Each content object will have page view, and this should be accessed easily so that we can do various things related to it (sorted on catalog result, display, calculate popular metter ...). The closest equivalent is the youtube video's view.
I'm thinking of some possible ways to implemented this:
Use annotation storage & indexer to create portal_catalog index & metadata.
Use indexer only (either use volatile attribute or update index base on the previous index) so that we don't have to write a frequently changed data twice. Page view is only store in object brain.
Use a relational database. Then how can we make it work with portal_catalog ?
Use a wrapper layer before Plone to do analytics and get desired data through some API. This scarify flexibility but helps reduce much work on Plone side (write event subscriber, check session, cookie ...), and the performance should be better ?
Your ideas/experience on this ?
We have used an external log analyser for a client project (a large private intranet).
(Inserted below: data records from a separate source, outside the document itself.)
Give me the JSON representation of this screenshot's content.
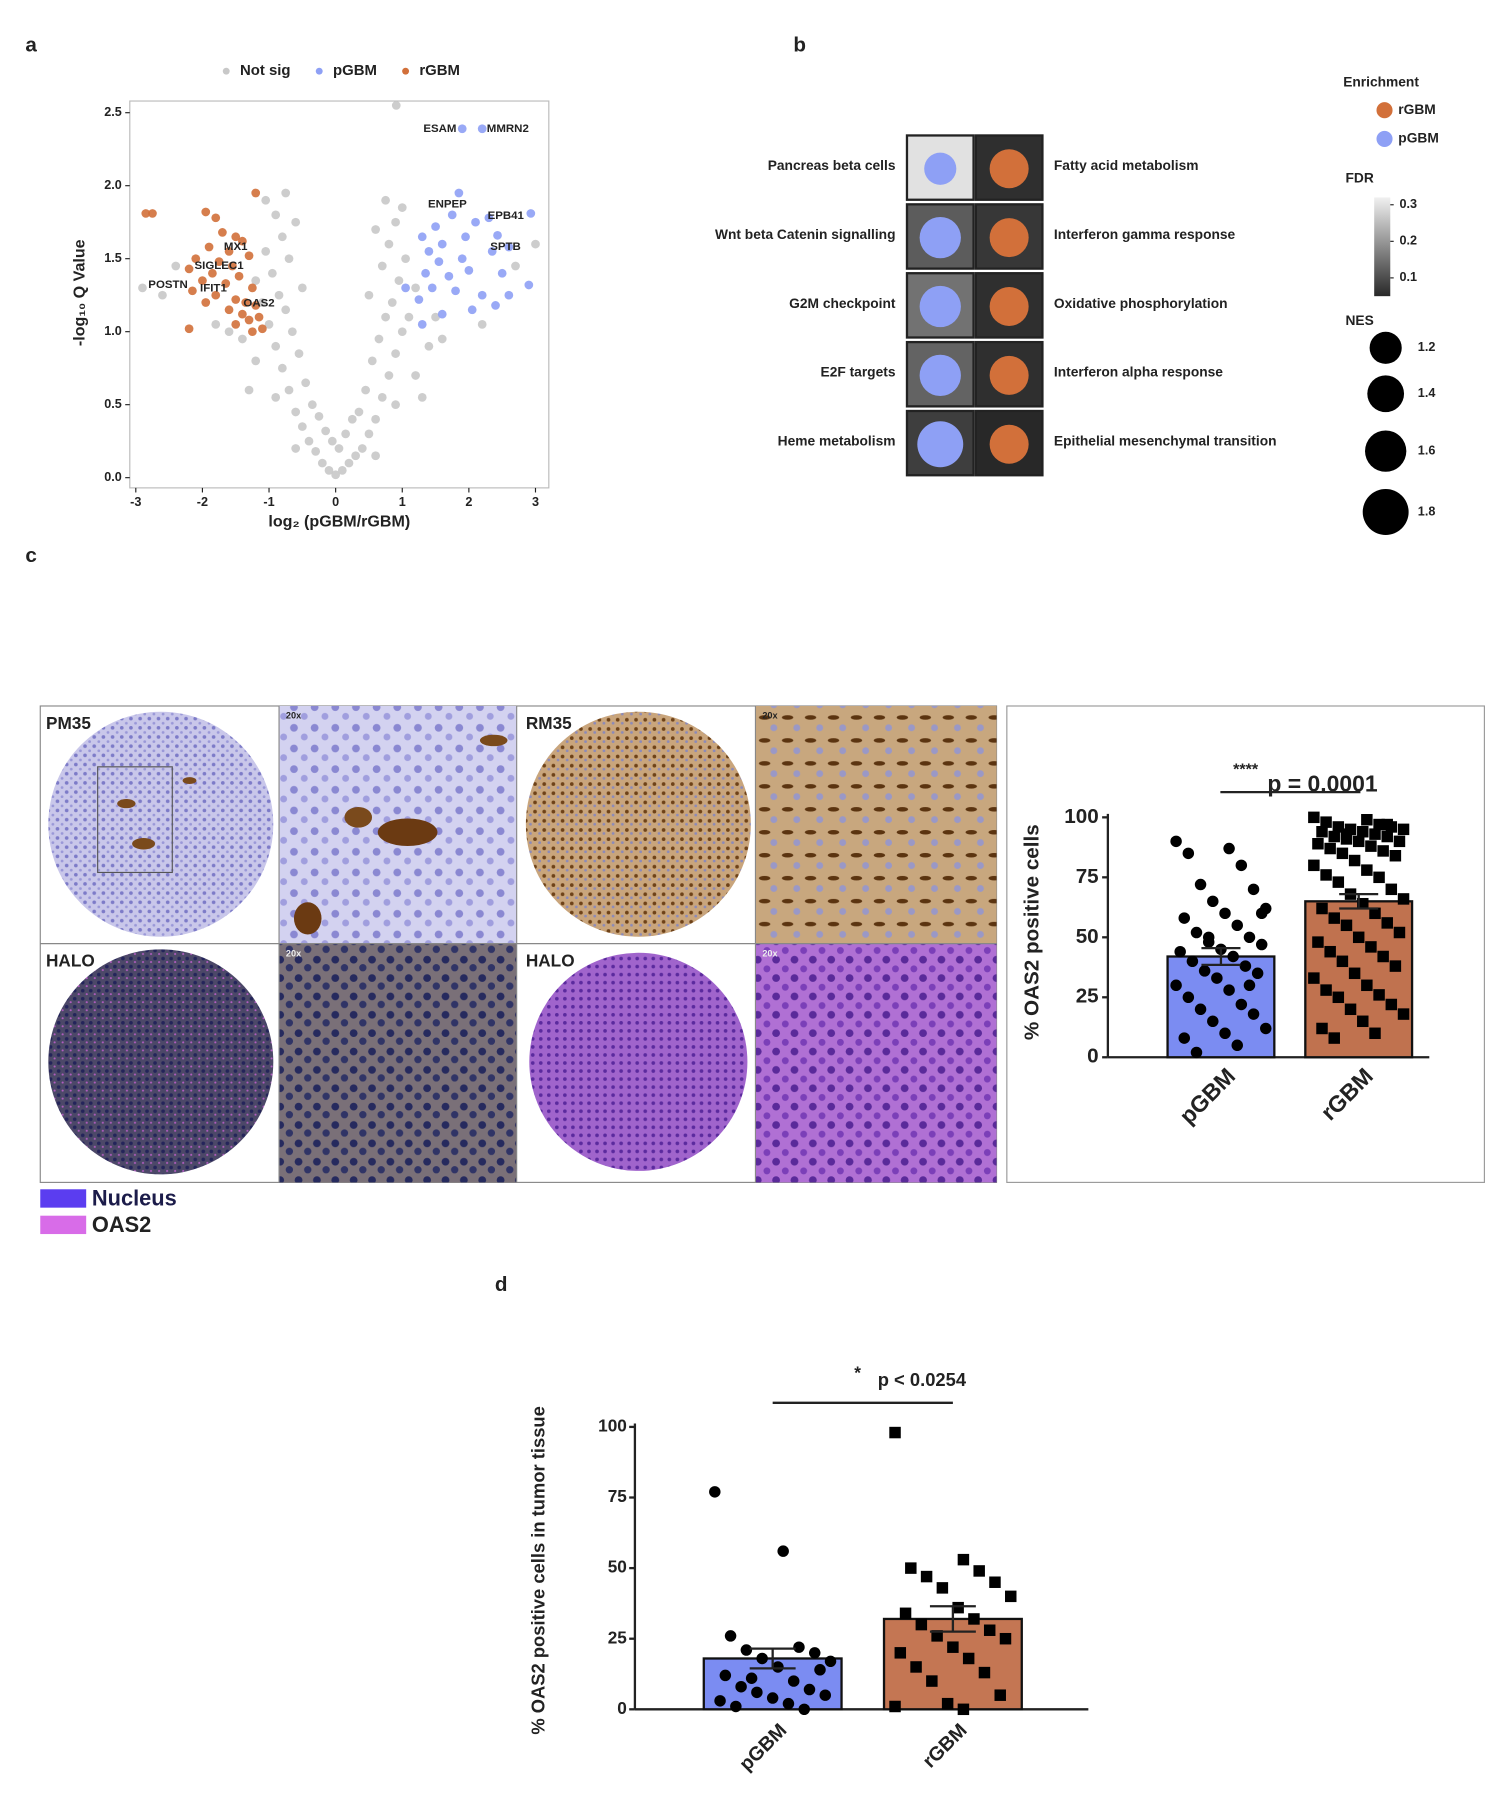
{
  "chart_data": [
    {
      "panel": "a",
      "type": "scatter",
      "xlabel": "log₂ (pGBM/rGBM)",
      "ylabel": "-log₁₀ Q Value",
      "xlim": [
        -3.09,
        3.2
      ],
      "ylim": [
        -0.07,
        2.58
      ],
      "xticks": [
        -3,
        -2,
        -1,
        0,
        1,
        2,
        3
      ],
      "yticks": [
        {
          "value": 0,
          "label": "0.0"
        },
        0.5,
        {
          "value": 1,
          "label": "1.0"
        },
        1.5,
        {
          "value": 2,
          "label": "2.0"
        },
        2.5
      ],
      "legend": "top",
      "series": [
        {
          "name": "Not sig",
          "color": "#c8c8c8",
          "x": [
            0,
            0.1,
            -0.1,
            0.2,
            -0.2,
            0.3,
            -0.3,
            0.05,
            -0.05,
            0.15,
            -0.15,
            0.4,
            -0.4,
            0.5,
            -0.5,
            0.6,
            -0.6,
            0.35,
            -0.35,
            0.7,
            -0.7,
            0.45,
            -0.45,
            0.8,
            -0.8,
            0.55,
            -0.55,
            0.9,
            -0.9,
            0.65,
            -0.65,
            1.0,
            -1.0,
            0.75,
            -0.75,
            1.1,
            -1.1,
            0.85,
            -0.85,
            0.95,
            -0.95,
            1.2,
            -1.2,
            0.7,
            -0.7,
            1.05,
            -1.05,
            0.8,
            -0.8,
            0.9,
            -0.9,
            0.75,
            -0.75,
            1.0,
            -1.05,
            0.91,
            1.2,
            -1.2,
            1.4,
            -1.4,
            1.6,
            -1.6,
            1.3,
            -1.3,
            0.25,
            -0.25,
            0.6,
            -0.6,
            0.9,
            -0.9,
            1.5,
            -2.4,
            -2.6,
            2.7,
            2.2,
            -1.8,
            0.5,
            -0.5,
            0.6,
            -0.6,
            -2.9,
            3.0
          ],
          "y": [
            0.02,
            0.05,
            0.05,
            0.1,
            0.1,
            0.15,
            0.18,
            0.2,
            0.25,
            0.3,
            0.32,
            0.2,
            0.25,
            0.3,
            0.35,
            0.4,
            0.45,
            0.45,
            0.5,
            0.55,
            0.6,
            0.6,
            0.65,
            0.7,
            0.75,
            0.8,
            0.85,
            0.85,
            0.9,
            0.95,
            1.0,
            1.0,
            1.05,
            1.1,
            1.15,
            1.1,
            1.2,
            1.2,
            1.25,
            1.35,
            1.4,
            1.3,
            1.35,
            1.45,
            1.5,
            1.5,
            1.55,
            1.6,
            1.65,
            1.75,
            1.8,
            1.9,
            1.95,
            1.85,
            1.9,
            2.55,
            0.7,
            0.8,
            0.9,
            0.95,
            0.95,
            1.0,
            0.55,
            0.6,
            0.4,
            0.42,
            0.15,
            0.2,
            0.5,
            0.55,
            1.1,
            1.45,
            1.25,
            1.45,
            1.05,
            1.05,
            1.25,
            1.3,
            1.7,
            1.75,
            1.3,
            1.6
          ]
        },
        {
          "name": "pGBM",
          "color": "#8ea0f5",
          "x": [
            1.9,
            2.2,
            1.85,
            2.93,
            2.43,
            1.3,
            1.5,
            1.6,
            1.75,
            2.1,
            2.3,
            1.4,
            1.55,
            1.9,
            2.6,
            1.35,
            1.7,
            2.0,
            2.5,
            1.45,
            1.8,
            2.2,
            2.9,
            1.05,
            1.25,
            2.4,
            1.6,
            2.05,
            1.3,
            2.6,
            1.95,
            2.35
          ],
          "y": [
            2.39,
            2.39,
            1.95,
            1.81,
            1.66,
            1.65,
            1.72,
            1.6,
            1.8,
            1.75,
            1.78,
            1.55,
            1.48,
            1.5,
            1.58,
            1.4,
            1.38,
            1.42,
            1.4,
            1.3,
            1.28,
            1.25,
            1.32,
            1.3,
            1.22,
            1.18,
            1.12,
            1.15,
            1.05,
            1.25,
            1.65,
            1.55
          ]
        },
        {
          "name": "rGBM",
          "color": "#d2703a",
          "x": [
            -2.85,
            -2.75,
            -1.95,
            -1.8,
            -1.2,
            -1.7,
            -1.5,
            -1.4,
            -1.6,
            -1.9,
            -2.1,
            -1.75,
            -1.55,
            -1.3,
            -2.2,
            -1.85,
            -1.45,
            -2.0,
            -1.65,
            -1.25,
            -2.15,
            -1.8,
            -1.5,
            -1.35,
            -1.2,
            -1.95,
            -1.6,
            -1.4,
            -1.3,
            -1.15,
            -2.2,
            -1.5,
            -1.25,
            -1.1
          ],
          "y": [
            1.81,
            1.81,
            1.82,
            1.78,
            1.95,
            1.68,
            1.65,
            1.62,
            1.55,
            1.58,
            1.5,
            1.48,
            1.45,
            1.52,
            1.43,
            1.4,
            1.38,
            1.35,
            1.33,
            1.3,
            1.28,
            1.25,
            1.22,
            1.2,
            1.18,
            1.2,
            1.15,
            1.12,
            1.08,
            1.1,
            1.02,
            1.05,
            1.0,
            1.02
          ]
        }
      ],
      "annotations": [
        {
          "text": "ESAM",
          "x": 1.9,
          "y": 2.39
        },
        {
          "text": "MMRN2",
          "x": 2.2,
          "y": 2.39
        },
        {
          "text": "ENPEP",
          "x": 1.85,
          "y": 1.95
        },
        {
          "text": "EPB41",
          "x": 2.93,
          "y": 1.81
        },
        {
          "text": "SPTB",
          "x": 2.43,
          "y": 1.66
        },
        {
          "text": "MX1",
          "x": -1.5,
          "y": 1.65
        },
        {
          "text": "SIGLEC1",
          "x": -1.75,
          "y": 1.48
        },
        {
          "text": "POSTN",
          "x": -2.15,
          "y": 1.28
        },
        {
          "text": "IFIT1",
          "x": -1.8,
          "y": 1.25
        },
        {
          "text": "OAS2",
          "x": -1.35,
          "y": 1.2
        }
      ]
    },
    {
      "panel": "b",
      "type": "dotplot",
      "legend_title": "Enrichment",
      "fdr_title": "FDR",
      "nes_title": "NES",
      "fdr_lim": [
        0.05,
        0.32
      ],
      "fdr_ticks": [
        0.3,
        0.2,
        0.1
      ],
      "nes_ticks": [
        1.2,
        1.4,
        1.6,
        1.8
      ],
      "columns": [
        {
          "name": "pGBM",
          "color": "#8ea0f5",
          "terms": [
            "Pancreas beta cells",
            "Wnt beta Catenin signalling",
            "G2M checkpoint",
            "E2F targets",
            "Heme metabolism"
          ],
          "nes": [
            1.2,
            1.6,
            1.6,
            1.6,
            1.8
          ],
          "fdr": [
            0.3,
            0.12,
            0.15,
            0.13,
            0.08
          ]
        },
        {
          "name": "rGBM",
          "color": "#d2703a",
          "terms": [
            "Fatty acid metabolism",
            "Interferon gamma response",
            "Oxidative phosphorylation",
            "Interferon alpha response",
            "Epithelial mesenchymal transition"
          ],
          "nes": [
            1.5,
            1.5,
            1.5,
            1.5,
            1.5
          ],
          "fdr": [
            0.06,
            0.07,
            0.06,
            0.06,
            0.05
          ]
        }
      ]
    },
    {
      "type": "bar",
      "categories": [
        "pGBM",
        "rGBM"
      ],
      "values": [
        42,
        65
      ],
      "errors": [
        3.5,
        3
      ],
      "colors": [
        "#7b8cf2",
        "#c0724f"
      ],
      "ylabel": "% OAS2 positive cells",
      "ylim": [
        0,
        100
      ],
      "yticks": [
        0,
        25,
        50,
        75,
        100
      ],
      "points": [
        [
          90,
          87,
          85,
          80,
          72,
          70,
          65,
          62,
          60,
          58,
          55,
          52,
          50,
          48,
          47,
          45,
          44,
          42,
          40,
          38,
          36,
          35,
          33,
          30,
          28,
          25,
          22,
          20,
          18,
          15,
          12,
          10,
          8,
          5,
          2,
          30,
          50,
          60
        ],
        [
          100,
          99,
          98,
          97,
          96,
          96,
          95,
          95,
          94,
          94,
          93,
          92,
          92,
          91,
          90,
          90,
          89,
          88,
          87,
          86,
          85,
          84,
          82,
          80,
          78,
          76,
          75,
          73,
          70,
          68,
          66,
          64,
          62,
          60,
          58,
          56,
          55,
          52,
          50,
          48,
          46,
          44,
          42,
          40,
          38,
          35,
          33,
          30,
          28,
          26,
          25,
          22,
          20,
          18,
          15,
          12,
          10,
          8,
          97,
          93
        ]
      ],
      "significance": {
        "stars": "****",
        "text": "p = 0.0001"
      }
    },
    {
      "panel": "d",
      "type": "bar",
      "categories": [
        "pGBM",
        "rGBM"
      ],
      "values": [
        18,
        32
      ],
      "errors": [
        3.5,
        4.5
      ],
      "colors": [
        "#7b8cf2",
        "#c47653"
      ],
      "ylabel": "% OAS2 positive cells in tumor tissue",
      "ylim": [
        0,
        100
      ],
      "yticks": [
        0,
        25,
        50,
        75,
        100
      ],
      "points": [
        [
          77,
          56,
          26,
          22,
          21,
          20,
          18,
          17,
          15,
          12,
          10,
          8,
          7,
          6,
          5,
          4,
          3,
          2,
          1,
          0,
          11,
          14
        ],
        [
          98,
          53,
          50,
          49,
          47,
          45,
          43,
          40,
          36,
          34,
          32,
          30,
          28,
          26,
          25,
          22,
          20,
          18,
          15,
          13,
          10,
          5,
          2,
          1,
          0
        ]
      ],
      "significance": {
        "stars": "*",
        "text": "p < 0.0254"
      }
    }
  ],
  "images": {
    "panel": "c",
    "labels": [
      "PM35",
      "RM35",
      "HALO",
      "HALO"
    ],
    "magnification": "20x",
    "legend": [
      "Nucleus",
      "OAS2"
    ]
  }
}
Architecture:
- A js library adds a 'web bug', an empty gif with additional query parameters, loaded from a dedicated nginx server.
- A log processor picks up the nginx logs, rotates them, and parses the lines into a database, counting access together with the additional metadata. The entries in the db include the UID of the content, among other interesting angles.
- The site has read-only access to the same database, to make stats queries.
Page counts are then easy, just query the database for the right UID. Ranked lists are not much harder; query the statistics, then use the UIDs to attach catalog data to the result set.
The biggest problem we face now is a lack of data warehousing know-how (turning individual access rows in the database into efficient aggregates), and we are looking into retooling this setup to use Piwik as the statistics engine instead.
We cannot use Google Analytics in this particular case, but if you do not have such a restriction, I'd certainly would advise you to look into collective.googleanalytics and see if you can make it fit your use case.
Did you already seen this product? :
http://plone.org/products/collective.googleanalytics/
It seems to fits your needs, or at least it could be a good base for your customizations.
A write on every access is a worst-case scenario for the ZODB. Relational DBs are generally pretty good at this sort of thing, and I'd look at that first.
Need to sort on the data? Just add some utility or content type methods to query the db. When you need to lookup, do the catalog search, then use the db-connecting methods to annotate the data for the sort.
We have done this long time ago (plone2.5). The customer wants this ! Once it was done it was finally not the real need. it was the prefered articles, it is not equal to the most viewed... so content rating was the one.
So first validate this with your customer.
Next the best way to achieve your need is to install an analytics tool, googleanalytics or anything else but with an API to ask the most viewed page. If you need this into the portal_catalog you can index the value when an article is viewed + only every hour.
I noticed that the folks from Nidelven just released http://plone.org/products/Products.ZODBFriendlyCounter, which promises to do this natively without excessive ZODB writes/bloat. Worth checking out, would love to hear more expert opinions on this.
If you use dexterity ,you should customize a pageview behavior to add annotoatin data to main object and the annotation date use volatile attribute.